Now, the first question is why we don’t use 10.10.10.1 on firewall instance in a private subnet? Easy: it is used by amazon gateway and even though we have created routing table to through all to 10.10.10.10, on an actual host in a private subnet, the routing table will be:

default via 10.10.20.1 dev eth0 
10.10.20.0/24 dev eth0 proto kernel scope link src 10.10.20.50 

This means that host will send traffic to AWS gateway, and that one will pass it over to our firewall. Probably the idea behind such configuration is that AWS still needs to check security groups and so on, before it handles traffic to us.

Cool, and this work fine, but there is a small issue: if you will try to ping or access any services at firewalls public IP (10.10.10.10) from the host in your private subnet – you will fail! Moreover, if you fire up tcpdump on a firewall server listening for any packets from host in private subnet via interface of private subnet (10.10.20.20) and try to ping 10.10.10.10 from the private host – you will see completely nothing related to this. Nor you will see any other activity from your private host towards public IP address of your firewall.

Wanna go even more weird? If you will try to access any other hosts in the public subnet from your private host (for a sake of example assume you have another host with IP 10.10.10.99 and you try to ping it from 10.10.20.20): this will work as expected and traffic will flow via firewall as configured.

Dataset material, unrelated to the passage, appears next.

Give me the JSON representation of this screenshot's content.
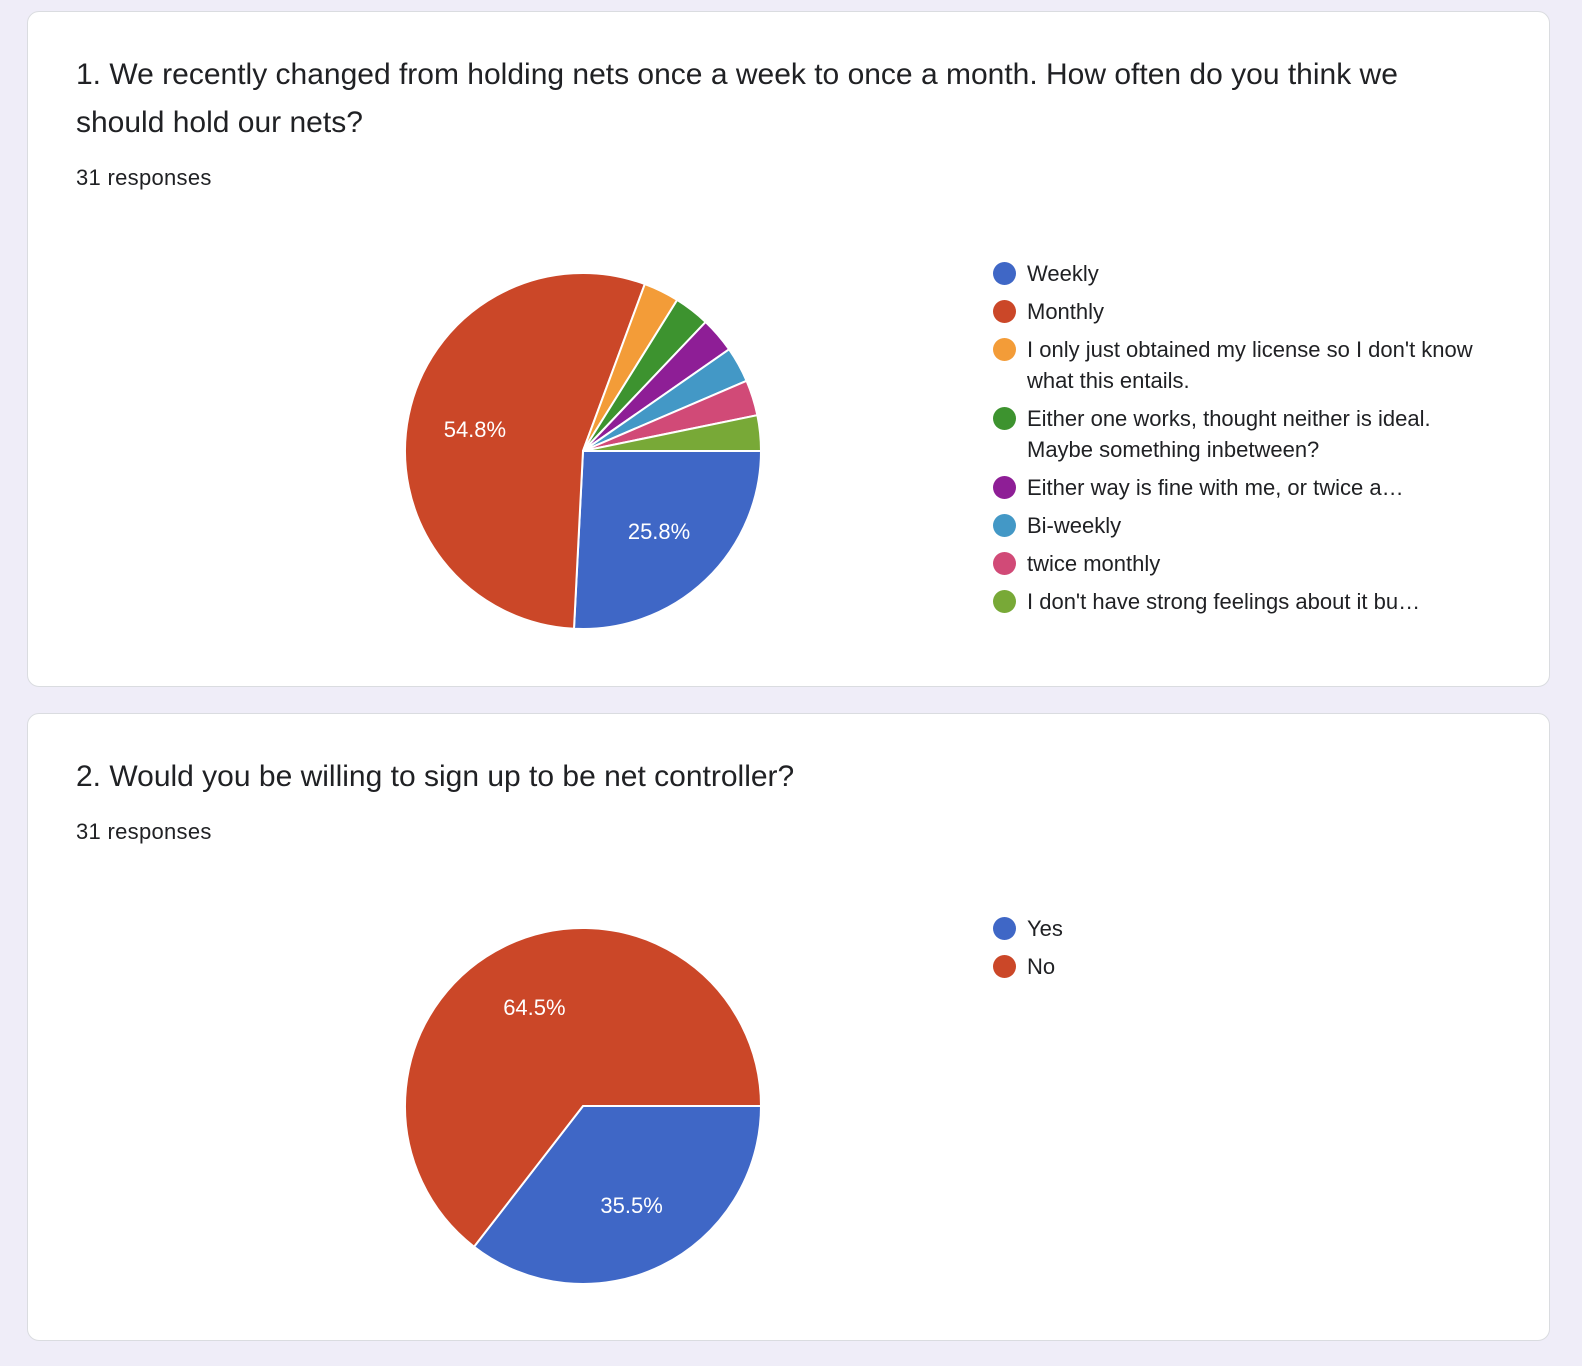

Not sure why and how, but Amazon seems to block access on 10.10.20.1 from any host in 10.10.20.0/24 network to 10.10.10.10, because that IP belongs to a firewall that is a default gateway for any host on 10.10.20.0/24 (even though the IP is another subnet).

The solution for this problem (if that’s a problem for your case) is either to put a direct route to 10.10.10.10 via 10.10.20.20 on the private host to make sure private host avoids using amazon 10.10.20.1 for this route:

default via 10.10.20.1 dev eth0 
10.10.10.10/32 via 10.10.20.20 dev eth0
10.10.20.0/24 dev eth0 proto kernel scope link src 10.10.20.50

or even completely ignore 10.10.20.1 and set default gateway via 10.10.20.20:

default via 10.10.20.20 dev eth0 
10.10.20.0/24 dev eth0 proto kernel scope link src 10.10.20.50

In either way you won’t be able to do it via AWS routing tables, but will have to configure routing right on the private host via ip route tool or route-ifcfgN file for persistence.

Keep in mind that if you will divert all traffic via 10.10.20.20, you might lose some security group checks within a subnet, so make sure to implement whatever security you need on the actual firewall.